Au lieu de thanatourism, on peut aussi dire dark tourism. L’expression est chez Julien Blanc-Gras dans Touriste (2011, p. 43). On y découvre également le tourisme chez les pauvres, le poorism (p. 115).

 

[Complément du 26 juin 2012]

La Libre Belgique, elle, parle de nécrotourisme.

 

[Complément du 31 juillet 2013]

Une catastrophe ferroviaire fait 45 morts à Lac Mégantic. Quelques semaines plus tard, @rdimatin parle du «tourisme de catastrophe» qui se pratique dans cette petite ville du Québec.

 

[Complément du 31 décembre 2015]

Dans la neuvième livraison de l’émission The New Yorker Radio Hour, datée du 18 décembre 2015, David Remnick évoque le «crisis tourism».

 

Références

Blanc-Gras, Julien, Touriste, Vauvert, Au diable vauvert, 2011, 259 p.

McKean, Erin, Aftercrimes, Geoslavery, and Thermogeddon. Thought-Provoking Words from a Lexicographer’s Notebook, New York, TED Conferences, LLC, 2011. Édition numérique.

Vraiment ?

L’Oreille tendue n’hésite pas à avoir recours au Grand dictionnaire terminologique de l’Office québécois de la langue française. Elle y trouve généralement des réponses précises à ses questions. Elle n’est pas toujours d’accord avec ces réponses, mais, au moins, les choses sont claires.

Puis, un jour, des sources conjugales proches attirent son attention sur la définition suivante :

Se dit des emballages munis d’un trou ou d’une fente permettant de suspendre les articles aux broches d’un panneau de présentation.

Quel est le mot ainsi défini, dont le «quasi-synonyme» serait «brochable» et qui vient de «l’anglais pegboard désignant le panneau de présentation permettant l’accrochage des objets» ? Pegboardable.

Subitement, l’Oreille a une petite crainte. Pegboardable ? Vraiment ?

P.-S. — Pendant que nous y sommes : ça se prononce comment ?

 

[Complément du 14 juillet 2014]

La question se pose maintenant en France, écrit Loïc Depecker en 2013 : «Cet exercice d’adaptation du français n’est pas sans risque. Ainsi du terme peg-board, en cours de traduction : “présentoir garni de supports pour accrocher des articles”. La traduction proposée pour l’instant est celle de panneau d’accrochage. Soit. Mais comment traduire peg-boardable (“se dit des articles dont le conditionnement permet la présentation sur un panneau d’accrochage”). Faut-il préférer accrochable, panneautable, autre chose ? C’est là qu’on aperçoit les changements qui sont en cours dans le français d’aujourd’hui.

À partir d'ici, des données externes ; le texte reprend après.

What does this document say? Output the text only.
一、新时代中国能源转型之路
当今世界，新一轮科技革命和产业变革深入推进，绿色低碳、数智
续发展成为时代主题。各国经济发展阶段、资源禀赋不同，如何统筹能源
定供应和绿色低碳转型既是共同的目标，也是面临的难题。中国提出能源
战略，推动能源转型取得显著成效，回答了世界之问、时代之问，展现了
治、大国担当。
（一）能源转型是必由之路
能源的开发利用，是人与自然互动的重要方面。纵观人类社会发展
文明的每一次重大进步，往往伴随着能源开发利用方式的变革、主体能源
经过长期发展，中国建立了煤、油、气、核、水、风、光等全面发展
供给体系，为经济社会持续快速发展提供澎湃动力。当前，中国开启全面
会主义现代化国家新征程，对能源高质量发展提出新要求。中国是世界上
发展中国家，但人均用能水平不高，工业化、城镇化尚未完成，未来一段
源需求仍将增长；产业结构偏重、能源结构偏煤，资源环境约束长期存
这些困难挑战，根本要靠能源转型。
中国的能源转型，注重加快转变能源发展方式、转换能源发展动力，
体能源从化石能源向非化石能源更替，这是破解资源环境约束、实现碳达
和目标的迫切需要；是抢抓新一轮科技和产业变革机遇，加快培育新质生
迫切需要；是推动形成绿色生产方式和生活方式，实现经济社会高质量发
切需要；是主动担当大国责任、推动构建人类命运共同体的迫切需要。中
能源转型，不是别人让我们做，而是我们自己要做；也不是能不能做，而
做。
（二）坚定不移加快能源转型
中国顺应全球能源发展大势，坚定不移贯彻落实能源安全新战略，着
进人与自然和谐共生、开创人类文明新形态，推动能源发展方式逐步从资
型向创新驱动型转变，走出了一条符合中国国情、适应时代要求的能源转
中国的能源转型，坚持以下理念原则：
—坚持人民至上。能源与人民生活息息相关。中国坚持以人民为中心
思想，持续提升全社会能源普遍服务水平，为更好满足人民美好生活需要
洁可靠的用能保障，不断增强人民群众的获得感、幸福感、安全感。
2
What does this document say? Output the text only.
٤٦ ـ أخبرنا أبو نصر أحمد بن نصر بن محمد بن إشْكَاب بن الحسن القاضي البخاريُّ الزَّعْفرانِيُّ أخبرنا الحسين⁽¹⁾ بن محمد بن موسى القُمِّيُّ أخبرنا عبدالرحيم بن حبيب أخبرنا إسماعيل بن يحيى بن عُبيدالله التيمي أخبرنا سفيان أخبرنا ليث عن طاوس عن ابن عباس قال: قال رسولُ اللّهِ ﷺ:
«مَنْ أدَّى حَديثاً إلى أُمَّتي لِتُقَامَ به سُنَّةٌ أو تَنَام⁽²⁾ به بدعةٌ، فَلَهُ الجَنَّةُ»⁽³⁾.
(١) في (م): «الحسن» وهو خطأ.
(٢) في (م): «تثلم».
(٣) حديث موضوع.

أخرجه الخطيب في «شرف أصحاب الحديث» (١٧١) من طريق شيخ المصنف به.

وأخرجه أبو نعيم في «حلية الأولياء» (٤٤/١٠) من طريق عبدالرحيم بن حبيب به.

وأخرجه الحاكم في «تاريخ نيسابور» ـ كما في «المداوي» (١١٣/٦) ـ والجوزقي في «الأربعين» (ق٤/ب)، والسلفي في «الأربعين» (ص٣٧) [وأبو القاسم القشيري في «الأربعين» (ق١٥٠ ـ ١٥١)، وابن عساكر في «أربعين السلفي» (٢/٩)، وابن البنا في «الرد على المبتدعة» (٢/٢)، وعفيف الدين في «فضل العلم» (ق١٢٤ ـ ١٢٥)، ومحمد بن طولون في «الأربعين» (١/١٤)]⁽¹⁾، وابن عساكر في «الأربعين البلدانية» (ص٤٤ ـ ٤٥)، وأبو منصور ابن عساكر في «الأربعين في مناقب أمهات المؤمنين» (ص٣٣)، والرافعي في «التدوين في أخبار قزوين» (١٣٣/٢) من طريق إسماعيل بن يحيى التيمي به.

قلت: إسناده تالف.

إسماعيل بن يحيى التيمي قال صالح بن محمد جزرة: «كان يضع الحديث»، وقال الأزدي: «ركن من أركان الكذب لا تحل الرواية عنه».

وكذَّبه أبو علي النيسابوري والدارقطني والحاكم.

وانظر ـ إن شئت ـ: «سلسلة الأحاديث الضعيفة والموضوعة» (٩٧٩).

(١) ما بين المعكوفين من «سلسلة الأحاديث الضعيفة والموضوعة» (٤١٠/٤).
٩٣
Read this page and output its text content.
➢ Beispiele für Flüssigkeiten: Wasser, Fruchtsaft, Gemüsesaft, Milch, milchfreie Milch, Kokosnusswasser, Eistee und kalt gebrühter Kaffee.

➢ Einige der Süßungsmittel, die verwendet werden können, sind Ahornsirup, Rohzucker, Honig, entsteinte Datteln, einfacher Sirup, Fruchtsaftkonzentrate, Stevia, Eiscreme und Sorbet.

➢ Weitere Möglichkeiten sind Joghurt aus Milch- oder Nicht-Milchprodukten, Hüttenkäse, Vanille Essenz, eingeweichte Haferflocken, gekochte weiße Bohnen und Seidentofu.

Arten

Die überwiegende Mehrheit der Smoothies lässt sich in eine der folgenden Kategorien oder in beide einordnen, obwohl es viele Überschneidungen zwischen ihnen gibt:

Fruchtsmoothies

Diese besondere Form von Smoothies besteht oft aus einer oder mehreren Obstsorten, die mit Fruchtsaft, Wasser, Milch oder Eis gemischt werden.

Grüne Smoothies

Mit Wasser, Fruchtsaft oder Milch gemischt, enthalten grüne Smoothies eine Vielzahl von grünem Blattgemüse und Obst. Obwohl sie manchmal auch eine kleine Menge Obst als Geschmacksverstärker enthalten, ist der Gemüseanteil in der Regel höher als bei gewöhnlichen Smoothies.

Des termes apparaissent, qu’on n’aurait pas cru devoir être créés en français. Comment faire panneautable, si on n’a pas panneauter ? À moins que panneauter existe quelque part dans une entreprise ou dans l’esprit d’un grand penseur ! C’est là une autre affaire !» (p. 58).

 

Référence

Depecker, Loïc, «Le français est-il une langue moderne ?», dans François Gaudin (édit.), la Rumeur des mots, Rouen, Presses universitaires de Rouen et du Havre, 2013, p. 43-60.